Germany and California stand out as two of the world’s leading jurisdictions in transforming their electricity systems to accommodate the integration of high shares of renewables.

In both jurisdictions, more than 30 percent of electricity consumption is drawn from generation with nonhydroelectric renewable resources (FIGURE ES-1). In Germany, renewable production even surpassed production from coal for the first time in 2018. Notably, this was accompanied by considerable changes in the retail rate components. Regarding the way ahead, both jurisdictions have ambitious targets. Germany has set a target for renewables of 80 percent of power consumption by 2050 intended to be the backbone of the energy transition to the “age of renewables,” (Energiewende); California has a target of 60 percent renewables by 2030, and 100 percent clean energy by 2045—potentially allowing for a role for other technologies to achieve net-zero carbon emissions. These changes frame another transformation in the expected electrification of transportation and potentially heating and cooling in buildings and industry, possibly leading to substantial growth in electricity consumption.
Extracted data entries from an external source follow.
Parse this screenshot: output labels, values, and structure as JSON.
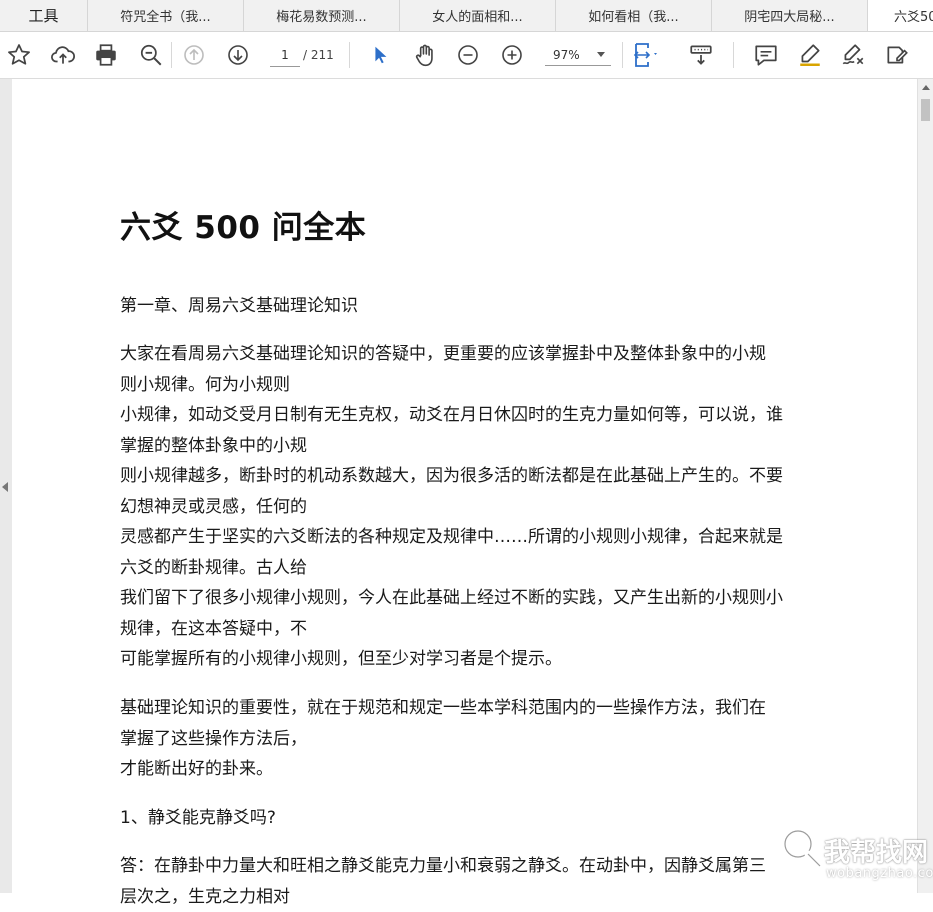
{
  "tabs": {
    "tools_label": "工具",
    "documents": [
      {
        "label": "符咒全书（我..."
      },
      {
        "label": "梅花易数预测..."
      },
      {
        "label": "女人的面相和..."
      },
      {
        "label": "如何看相（我..."
      },
      {
        "label": "阴宅四大局秘..."
      }
    ],
    "active_label": "六爻50"
  },
  "toolbar": {
    "current_page": "1",
    "total_pages": "/ 211",
    "zoom": "97%",
    "icons": [
      "star-icon",
      "cloud-upload-icon",
      "print-icon",
      "zoom-search-icon",
      "page-up-icon",
      "page-down-icon",
      "select-cursor-icon",
      "hand-icon",
      "zoom-out-icon",
      "zoom-in-icon",
      "fit-page-icon",
      "scroll-mode-icon",
      "comment-icon",
      "highlight-pen-icon",
      "sign-icon",
      "fill-sign-icon"
    ],
    "accent_color": "#2d6fc9"
  },
  "document": {
    "title": "六爻 500 问全本",
    "chapter": "第一章、周易六爻基础理论知识",
    "para1": [
      " 大家在看周易六爻基础理论知识的答疑中，更重要的应该掌握卦中及整体卦象中的小规",
      "则小规律。何为小规则",
      "小规律，如动爻受月日制有无生克权，动爻在月日休囚时的生克力量如何等，可以说，谁",
      "掌握的整体卦象中的小规",
      "则小规律越多，断卦时的机动系数越大，因为很多活的断法都是在此基础上产生的。不要",
      "幻想神灵或灵感，任何的",
      "灵感都产生于坚实的六爻断法的各种规定及规律中……所谓的小规则小规律，合起来就是",
      "六爻的断卦规律。古人给",
      "我们留下了很多小规律小规则，今人在此基础上经过不断的实践，又产生出新的小规则小",
      "规律，在这本答疑中，不",
      "可能掌握所有的小规律小规则，但至少对学习者是个提示。"
    ],
    "para2": [
      " 基础理论知识的重要性，就在于规范和规定一些本学科范围内的一些操作方法，我们在",
      "掌握了这些操作方法后，",
      "才能断出好的卦来。"
    ],
    "q1": " 1、静爻能克静爻吗?",
    "a1": [
      " 答：在静卦中力量大和旺相之静爻能克力量小和衰弱之静爻。在动卦中，因静爻属第三",
      "层次之，生克之力相对"
    ]
  },
  "watermark": {
    "logo": "我帮找网",
    "url": "wobangzhao.com"
  }
}
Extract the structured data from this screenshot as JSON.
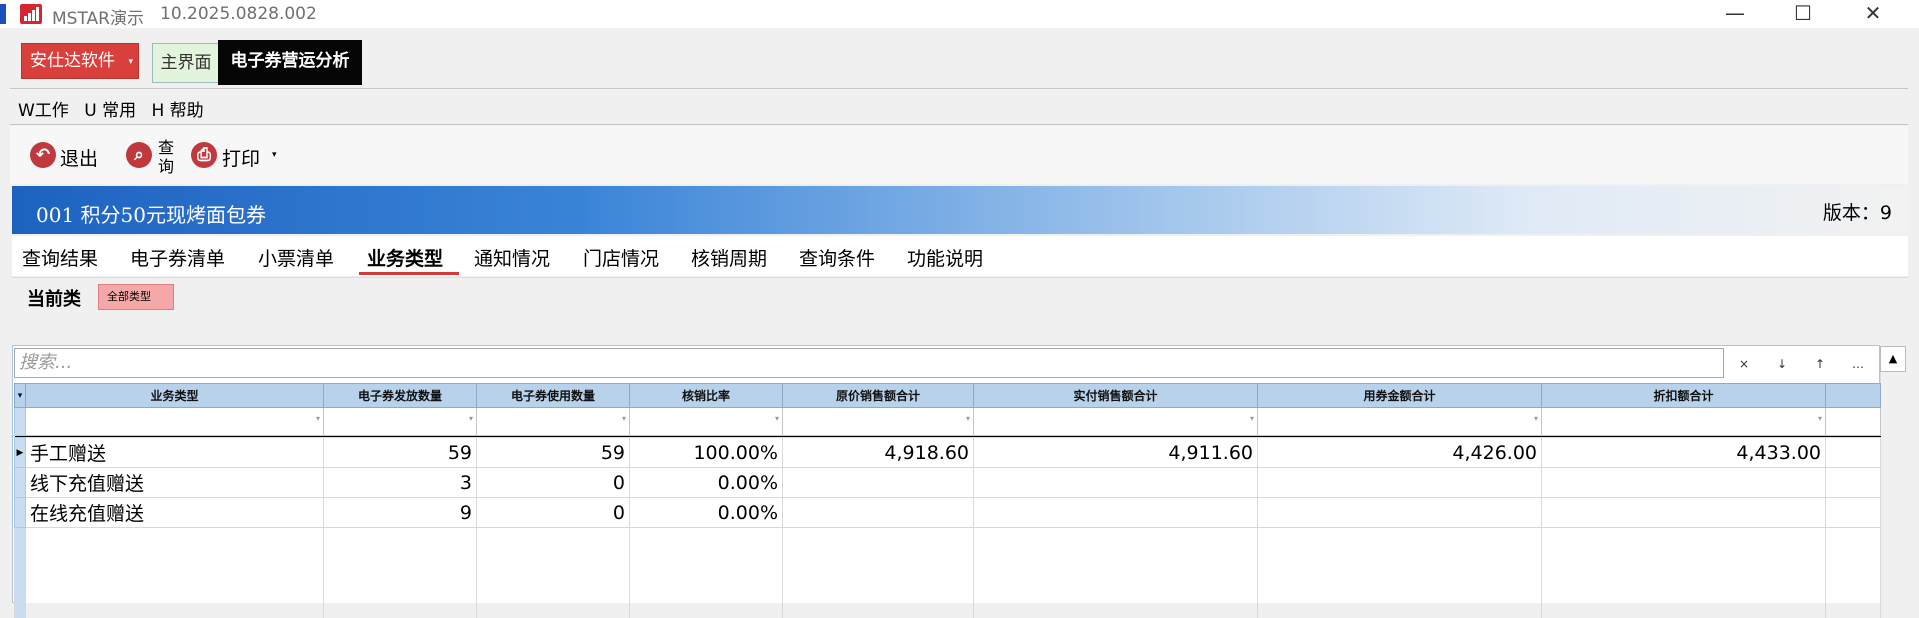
{
  "window": {
    "title": "MSTAR演示",
    "version": "10.2025.0828.002",
    "minimize_glyph": "—",
    "maximize_glyph": "☐",
    "close_glyph": "✕"
  },
  "tabs": {
    "company": "安仕达软件",
    "company_caret": "▾",
    "main": "主界面",
    "active": "电子券营运分析"
  },
  "menu": [
    "W工作",
    "U 常用",
    "H 帮助"
  ],
  "toolbar": {
    "exit": "退出",
    "query_line1": "查",
    "query_line2": "询",
    "print": "打印",
    "print_caret": "▾"
  },
  "header": {
    "title": "001  积分50元现烤面包券",
    "version": "版本：9"
  },
  "subtabs": [
    "查询结果",
    "电子券清单",
    "小票清单",
    "业务类型",
    "通知情况",
    "门店情况",
    "核销周期",
    "查询条件",
    "功能说明"
  ],
  "active_subtab": "业务类型",
  "current": {
    "label": "当前类",
    "badge": "全部类型"
  },
  "search": {
    "placeholder": "搜索...",
    "buttons": [
      "×",
      "↓",
      "↑",
      "…"
    ]
  },
  "scroll": {
    "up_glyph": "▲"
  },
  "table": {
    "columns": [
      "业务类型",
      "电子券发放数量",
      "电子券使用数量",
      "核销比率",
      "原价销售额合计",
      "实付销售额合计",
      "用券金额合计",
      "折扣额合计"
    ],
    "rows": [
      {
        "type": "手工赠送",
        "issued": "59",
        "used": "59",
        "ratio": "100.00%",
        "orig": "4,918.60",
        "paid": "4,911.60",
        "coupon": "4,426.00",
        "discount": "4,433.00",
        "current": true
      },
      {
        "type": "线下充值赠送",
        "issued": "3",
        "used": "0",
        "ratio": "0.00%",
        "orig": "",
        "paid": "",
        "coupon": "",
        "discount": "",
        "current": false
      },
      {
        "type": "在线充值赠送",
        "issued": "9",
        "used": "0",
        "ratio": "0.00%",
        "orig": "",
        "paid": "",
        "coupon": "",
        "discount": "",
        "current": false
      }
    ],
    "corner_glyph": "▾",
    "current_row_glyph": "▶"
  },
  "colors": {
    "brand_red": "#d9403c",
    "active_tab_bg": "#050505",
    "header_blue": "#1e62c0",
    "underline": "#d43a3a"
  }
}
The experiences in Germany and California offer important lessons for other jurisdictions. We consider whether the apparent convergence of policy and market design in Germany and California will reveal any general best-practice pathways. Alternatively, divergent pathways might suggest that best practice will differ among jurisdictions because of different regulatory traditions and other reasons, or that consensus around best practice has yet to emerge.

The objectives of the report are threefold:

  1. To provide general background and a history of climate and electricity policy in Germany and California, describing important characteristics of their electricity systems, including regulation and market design, actors, and resources.
  2. To investigate how markets and policies have evolved and improved, and how those trends have been affected by efforts to promote and accommodate increasing shares of renewables.
  3. To identify options for the way forward to achieve greater integration of renewables and identify future inflection points where changes in regulatory policies or market design might become essential to achieve this outcome.